Some of those opening dishes were head-scratchers not just because the recipes were missing, but because of the components themselves. “Some of these dishes, you wouldn’t think some of these ingredients go together,” Villanueva said. “Once it’s a whole puzzle put together—once it’s built—it’s like, oh my God, this makes so much sense. The flavors, the flavor profile, the intensity, the sweetness, the tartness. It is amazing to see how they created these things.”

Villanueva was particularly surprised by “le thon,” a tuna tartare with cold red bell pepper confit, bergamot, and dry-cured ham. It was such an unexpected success that he’s decided to leave it on the fall menu. A handful of the special-event dishes will be available through the season, so guests can experience a bit of culinary history even if they couldn’t be there for the event itself.

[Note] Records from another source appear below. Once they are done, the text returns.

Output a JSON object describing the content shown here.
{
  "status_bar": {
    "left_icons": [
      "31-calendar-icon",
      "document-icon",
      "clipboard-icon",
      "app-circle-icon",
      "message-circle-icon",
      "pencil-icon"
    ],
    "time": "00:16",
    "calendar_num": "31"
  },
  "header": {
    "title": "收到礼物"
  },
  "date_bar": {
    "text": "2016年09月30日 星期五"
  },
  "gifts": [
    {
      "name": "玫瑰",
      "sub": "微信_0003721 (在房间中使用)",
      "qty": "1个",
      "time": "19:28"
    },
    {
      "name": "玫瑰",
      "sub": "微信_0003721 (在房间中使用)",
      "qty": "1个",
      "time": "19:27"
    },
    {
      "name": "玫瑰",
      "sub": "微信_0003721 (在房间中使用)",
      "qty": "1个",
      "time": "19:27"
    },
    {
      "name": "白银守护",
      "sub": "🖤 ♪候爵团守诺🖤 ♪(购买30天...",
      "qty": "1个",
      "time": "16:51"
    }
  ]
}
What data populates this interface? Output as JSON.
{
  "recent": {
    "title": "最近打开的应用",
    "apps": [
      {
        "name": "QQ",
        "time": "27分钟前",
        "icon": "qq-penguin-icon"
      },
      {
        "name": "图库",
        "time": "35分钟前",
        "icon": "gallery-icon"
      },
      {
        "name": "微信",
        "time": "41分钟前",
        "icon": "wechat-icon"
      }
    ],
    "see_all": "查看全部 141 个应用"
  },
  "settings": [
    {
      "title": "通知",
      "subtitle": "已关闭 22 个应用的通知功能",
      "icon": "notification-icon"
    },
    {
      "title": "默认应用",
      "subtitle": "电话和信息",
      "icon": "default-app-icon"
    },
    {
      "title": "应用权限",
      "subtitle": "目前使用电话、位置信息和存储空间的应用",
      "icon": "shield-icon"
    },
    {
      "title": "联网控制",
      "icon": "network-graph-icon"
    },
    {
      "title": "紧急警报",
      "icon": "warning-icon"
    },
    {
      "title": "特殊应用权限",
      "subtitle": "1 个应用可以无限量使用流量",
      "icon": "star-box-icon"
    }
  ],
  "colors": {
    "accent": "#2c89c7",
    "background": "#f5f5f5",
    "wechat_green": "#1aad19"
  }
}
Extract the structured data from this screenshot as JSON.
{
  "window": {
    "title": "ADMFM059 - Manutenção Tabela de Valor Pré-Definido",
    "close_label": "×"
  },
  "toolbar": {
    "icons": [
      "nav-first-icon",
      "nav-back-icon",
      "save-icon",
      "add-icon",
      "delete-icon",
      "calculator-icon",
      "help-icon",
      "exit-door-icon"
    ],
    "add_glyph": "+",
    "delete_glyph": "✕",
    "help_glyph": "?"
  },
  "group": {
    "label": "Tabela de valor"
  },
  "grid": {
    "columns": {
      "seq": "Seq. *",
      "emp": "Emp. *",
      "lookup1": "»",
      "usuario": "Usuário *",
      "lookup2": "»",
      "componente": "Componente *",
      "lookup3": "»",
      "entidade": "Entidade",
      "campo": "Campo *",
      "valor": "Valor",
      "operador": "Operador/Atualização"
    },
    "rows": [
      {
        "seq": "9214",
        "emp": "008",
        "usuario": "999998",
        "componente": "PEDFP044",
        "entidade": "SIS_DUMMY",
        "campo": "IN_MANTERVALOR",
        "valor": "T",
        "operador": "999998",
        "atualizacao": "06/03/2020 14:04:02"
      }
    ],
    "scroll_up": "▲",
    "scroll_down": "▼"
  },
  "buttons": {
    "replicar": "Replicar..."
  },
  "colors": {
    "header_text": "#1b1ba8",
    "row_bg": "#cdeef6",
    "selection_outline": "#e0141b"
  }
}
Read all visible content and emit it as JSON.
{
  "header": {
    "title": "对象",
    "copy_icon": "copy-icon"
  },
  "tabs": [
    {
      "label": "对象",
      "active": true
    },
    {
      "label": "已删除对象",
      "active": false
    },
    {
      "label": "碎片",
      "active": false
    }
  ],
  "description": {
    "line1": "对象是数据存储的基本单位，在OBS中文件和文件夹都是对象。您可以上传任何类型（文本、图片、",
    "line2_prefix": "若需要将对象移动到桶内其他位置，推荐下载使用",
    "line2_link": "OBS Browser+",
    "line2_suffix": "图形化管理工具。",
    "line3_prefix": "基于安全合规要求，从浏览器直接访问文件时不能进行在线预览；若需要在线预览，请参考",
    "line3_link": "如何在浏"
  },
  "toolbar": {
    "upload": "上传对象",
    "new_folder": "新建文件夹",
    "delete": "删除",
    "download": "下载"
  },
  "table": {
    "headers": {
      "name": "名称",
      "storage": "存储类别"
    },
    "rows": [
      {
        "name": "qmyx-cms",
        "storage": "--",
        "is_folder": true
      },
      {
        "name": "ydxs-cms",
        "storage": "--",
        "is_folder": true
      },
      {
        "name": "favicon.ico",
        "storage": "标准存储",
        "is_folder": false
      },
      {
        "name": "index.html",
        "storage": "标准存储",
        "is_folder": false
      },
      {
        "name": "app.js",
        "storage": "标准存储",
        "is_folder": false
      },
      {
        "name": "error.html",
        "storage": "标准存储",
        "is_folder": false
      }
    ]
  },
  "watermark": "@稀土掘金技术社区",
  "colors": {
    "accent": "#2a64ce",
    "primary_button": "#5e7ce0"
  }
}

Others include “la pomme de terre,” described on the menu as “shaved truffles and potatoes with olive oil, topped with carpaccio of foie gras”; and “le homard de Bretagne,” lobster “under a disappearing saffron hostie” in bouillabaisse. That dish, in particular, hasn’t been served in the almost decade that Villanueva has worked at the restaurant. In its own way, that’s continuing Robuchon’s legacy, too.

“He always liked to promote from within, and one way he did was by keeping everybody interested,” he said. “He kept teaching them. He kept everybody learning. Everybody was learning. Always, always, always, you know?”